Water for Peace
"On May 29 Turkish Foreign Minister Ali Babacan publicly denied newspaper reports that Ankara had offered water to Syria in return for engaging in indirect peace negotiations with Israel (CNNTurk, May 30)...
"At least some of the speculation, however, appears to be coming out of Israel rather than domestic opposition parties inside Turkey. On May 26 the Israeli newspaper Ma’ariv ran a report quoting Alon Li’el, the former director general of the Israeli Foreign Ministry, as claiming that in the event of a comprehensive peace settlement, Syria would be prepared to allow Israel to continue to use water from the Golan Heights in return for Turkish water...
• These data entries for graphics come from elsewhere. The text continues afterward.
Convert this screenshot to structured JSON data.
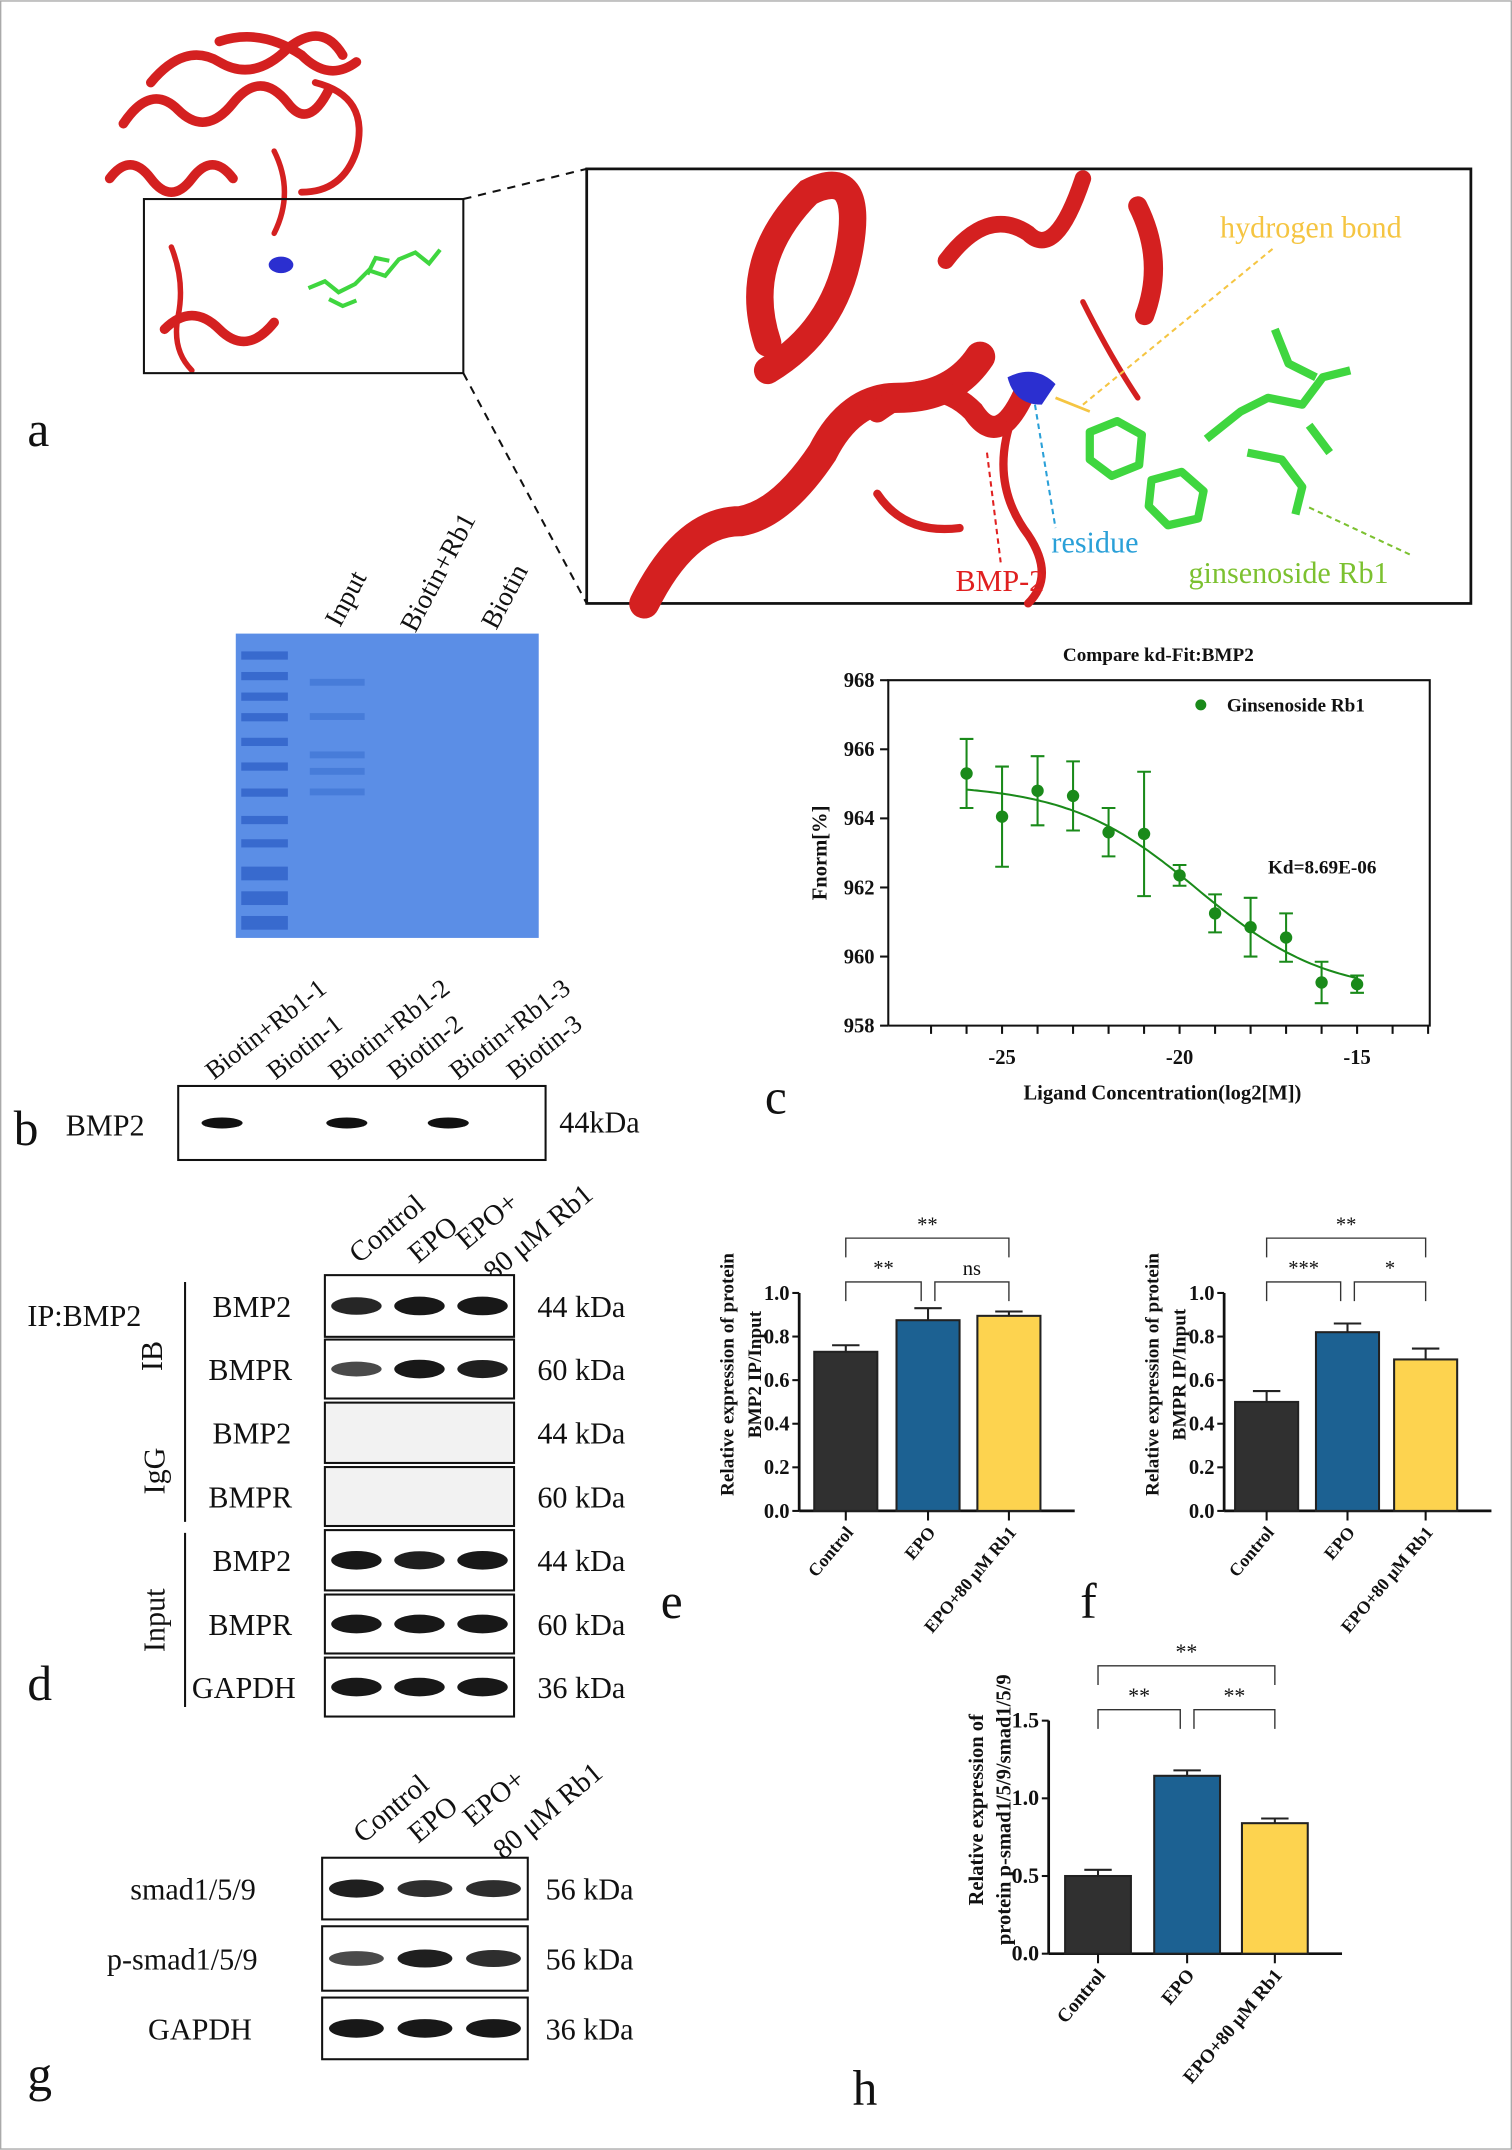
{
  "panels": {
    "a": "a",
    "b": "b",
    "c": "c",
    "d": "d",
    "e": "e",
    "f": "f",
    "g": "g",
    "h": "h"
  },
  "panel_a": {
    "labels": {
      "hbond": "hydrogen bond",
      "residue": "residue",
      "protein": "BMP-2",
      "ligand": "ginsenoside Rb1"
    },
    "colors": {
      "protein": "#d42020",
      "residue": "#2b2fd0",
      "ligand": "#3fd63f",
      "hbond": "#f5c542",
      "residue_label": "#2aa0d8",
      "ligand_label": "#7cc130"
    }
  },
  "gel": {
    "lanes": [
      "Input",
      "Biotin+Rb1",
      "Biotin"
    ],
    "color": "#5b8ee6"
  },
  "panel_b": {
    "lanes": [
      "Biotin+Rb1-1",
      "Biotin-1",
      "Biotin+Rb1-2",
      "Biotin-2",
      "Biotin+Rb1-3",
      "Biotin-3"
    ],
    "protein": "BMP2",
    "kda": "44kDa",
    "bands": [
      1,
      0,
      1,
      0,
      1,
      0
    ]
  },
  "panel_d": {
    "lanes": [
      "Control",
      "EPO",
      "EPO+",
      "80 μM Rb1"
    ],
    "groups": {
      "ip": "IP:BMP2",
      "ib": "IB",
      "igg": "IgG",
      "input": "Input"
    },
    "rows": [
      {
        "protein": "BMP2",
        "kda": "44 kDa",
        "bands": [
          0.85,
          0.95,
          0.95
        ]
      },
      {
        "protein": "BMPR",
        "kda": "60 kDa",
        "bands": [
          0.6,
          0.95,
          0.9
        ]
      },
      {
        "protein": "BMP2",
        "kda": "44 kDa",
        "bands": [
          0,
          0,
          0
        ]
      },
      {
        "protein": "BMPR",
        "kda": "60 kDa",
        "bands": [
          0,
          0,
          0
        ]
      },
      {
        "protein": "BMP2",
        "kda": "44 kDa",
        "bands": [
          0.95,
          0.9,
          0.95
        ]
      },
      {
        "protein": "BMPR",
        "kda": "60 kDa",
        "bands": [
          0.95,
          0.95,
          0.95
        ]
      },
      {
        "protein": "GAPDH",
        "kda": "36 kDa",
        "bands": [
          0.95,
          0.95,
          0.95
        ]
      }
    ]
  },
  "panel_g": {
    "lanes": [
      "Control",
      "EPO",
      "EPO+",
      "80 μM Rb1"
    ],
    "rows": [
      {
        "protein": "smad1/5/9",
        "kda": "56 kDa",
        "bands": [
          0.9,
          0.8,
          0.8
        ]
      },
      {
        "protein": "p-smad1/5/9",
        "kda": "56 kDa",
        "bands": [
          0.6,
          0.9,
          0.8
        ]
      },
      {
        "protein": "GAPDH",
        "kda": "36 kDa",
        "bands": [
          0.95,
          0.95,
          0.95
        ]
      }
    ]
  },
  "chart_data": [
    {
      "id": "c",
      "type": "scatter",
      "title": "Compare kd-Fit:BMP2",
      "xlabel": "Ligand Concentration(log2[M])",
      "ylabel": "Fnorm[%]",
      "xlim": [
        -28,
        -13
      ],
      "ylim": [
        958,
        968
      ],
      "xticks": [
        -25,
        -20,
        -15
      ],
      "yticks": [
        958,
        960,
        962,
        964,
        966,
        968
      ],
      "legend": "top-right",
      "annotation": "Kd=8.69E-06",
      "color": "#1a8a1a",
      "series": [
        {
          "name": "Ginsenoside Rb1",
          "x": [
            -26,
            -25,
            -24,
            -23,
            -22,
            -21,
            -20,
            -19,
            -18,
            -17,
            -16,
            -15
          ],
          "y": [
            965.3,
            964.05,
            964.8,
            964.65,
            963.6,
            963.55,
            962.35,
            961.25,
            960.85,
            960.55,
            959.25,
            959.2
          ],
          "err": [
            1.0,
            1.45,
            1.0,
            1.0,
            0.7,
            1.8,
            0.3,
            0.55,
            0.85,
            0.7,
            0.6,
            0.25
          ]
        }
      ],
      "fit": {
        "top": 965.0,
        "bottom": 958.9,
        "mid": -19.5,
        "slope": 0.55
      }
    },
    {
      "id": "e",
      "type": "bar",
      "ylabel": [
        "Relative expression of  protein",
        "BMP2 IP/Input"
      ],
      "categories": [
        "Control",
        "EPO",
        "EPO+80 μM Rb1"
      ],
      "values": [
        0.73,
        0.875,
        0.895
      ],
      "err": [
        0.03,
        0.055,
        0.02
      ],
      "ylim": [
        0,
        1.0
      ],
      "yticks": [
        "0.0",
        "0.2",
        "0.4",
        "0.6",
        "0.8",
        "1.0"
      ],
      "colors": [
        "#303030",
        "#1c6192",
        "#fdd34f"
      ],
      "sig": [
        {
          "a": 0,
          "b": 1,
          "label": "**"
        },
        {
          "a": 1,
          "b": 2,
          "label": "ns"
        },
        {
          "a": 0,
          "b": 2,
          "label": "**"
        }
      ]
    },
    {
      "id": "f",
      "type": "bar",
      "ylabel": [
        "Relative expression of protein",
        "BMPR IP/Input"
      ],
      "categories": [
        "Control",
        "EPO",
        "EPO+80 μM Rb1"
      ],
      "values": [
        0.5,
        0.82,
        0.695
      ],
      "err": [
        0.05,
        0.04,
        0.05
      ],
      "ylim": [
        0,
        1.0
      ],
      "yticks": [
        "0.0",
        "0.2",
        "0.4",
        "0.6",
        "0.8",
        "1.0"
      ],
      "colors": [
        "#303030",
        "#1c6192",
        "#fdd34f"
      ],
      "sig": [
        {
          "a": 0,
          "b": 1,
          "label": "***"
        },
        {
          "a": 1,
          "b": 2,
          "label": "*"
        },
        {
          "a": 0,
          "b": 2,
          "label": "**"
        }
      ]
    },
    {
      "id": "h",
      "type": "bar",
      "ylabel": [
        "Relative expression of",
        "protein p-smad1/5/9/smad1/5/9"
      ],
      "categories": [
        "Control",
        "EPO",
        "EPO+80  μM Rb1"
      ],
      "values": [
        0.5,
        1.145,
        0.84
      ],
      "err": [
        0.04,
        0.035,
        0.03
      ],
      "ylim": [
        0,
        1.5
      ],
      "yticks": [
        "0.0",
        "0.5",
        "1.0",
        "1.5"
      ],
      "colors": [
        "#303030",
        "#1c6192",
        "#fdd34f"
      ],
      "sig": [
        {
          "a": 0,
          "b": 1,
          "label": "**"
        },
        {
          "a": 1,
          "b": 2,
          "label": "**"
        },
        {
          "a": 0,
          "b": 2,
          "label": "**"
        }
      ]
    }
  ]
}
"'Only recently, the Syrians officially told the Turks that they are prepared to let Israel continue to use the water sources on the Golan Heights after a withdrawal on condition that the Turks compensate them with water supplies and assistance in setting up desalination plants,' Ma’ariv quoted Li’el as saying. 'I visited Turkey a few weeks ago, and I know from my talks with senior officials there that the subject is on the agenda. In question would be a significant increase in Turkey's water supply to Syria and a Turkish readiness to sell us a large quantity of water as well' (Ma’ariv, May 26).
"There has even been speculation that Turkey could revive its plans for a 'Peace Canal.' When they were first discussed in early 1990s, the plans envisaged the transportation of Turkish water to Syria, Lebanon, Jordan, Israel, the territory currently administered by the Palestinian National Authority (PNA) and perhaps even Saudi Arabia (Ma’ariv, May 26). More recently, in 2004, Turkey and Israel signed an agreement under which Israel would import 50 million cubic meters of water per year from Turkey for a period of 20 years. Implementation of the agreement was indefinitely postponed in 2006, however, not least because it would be cheaper for Israel simply to build more desalination plants (see EDM, April 4).
"Regardless of whether Li’el’s claims are true, there is no doubt that Syria is eager to receive more water from Turkey, particularly from the Euphrates, which rises in Anatolia before flowing through Syria and Iraq. Under an agreement signed in 1987, Turkey guarantees a water flow of 500 cubic meters a second to Syria. However, Damascus has long argued that it needs more water in order to support its growing population."
Turkey, however, is facing a water shortage of its own.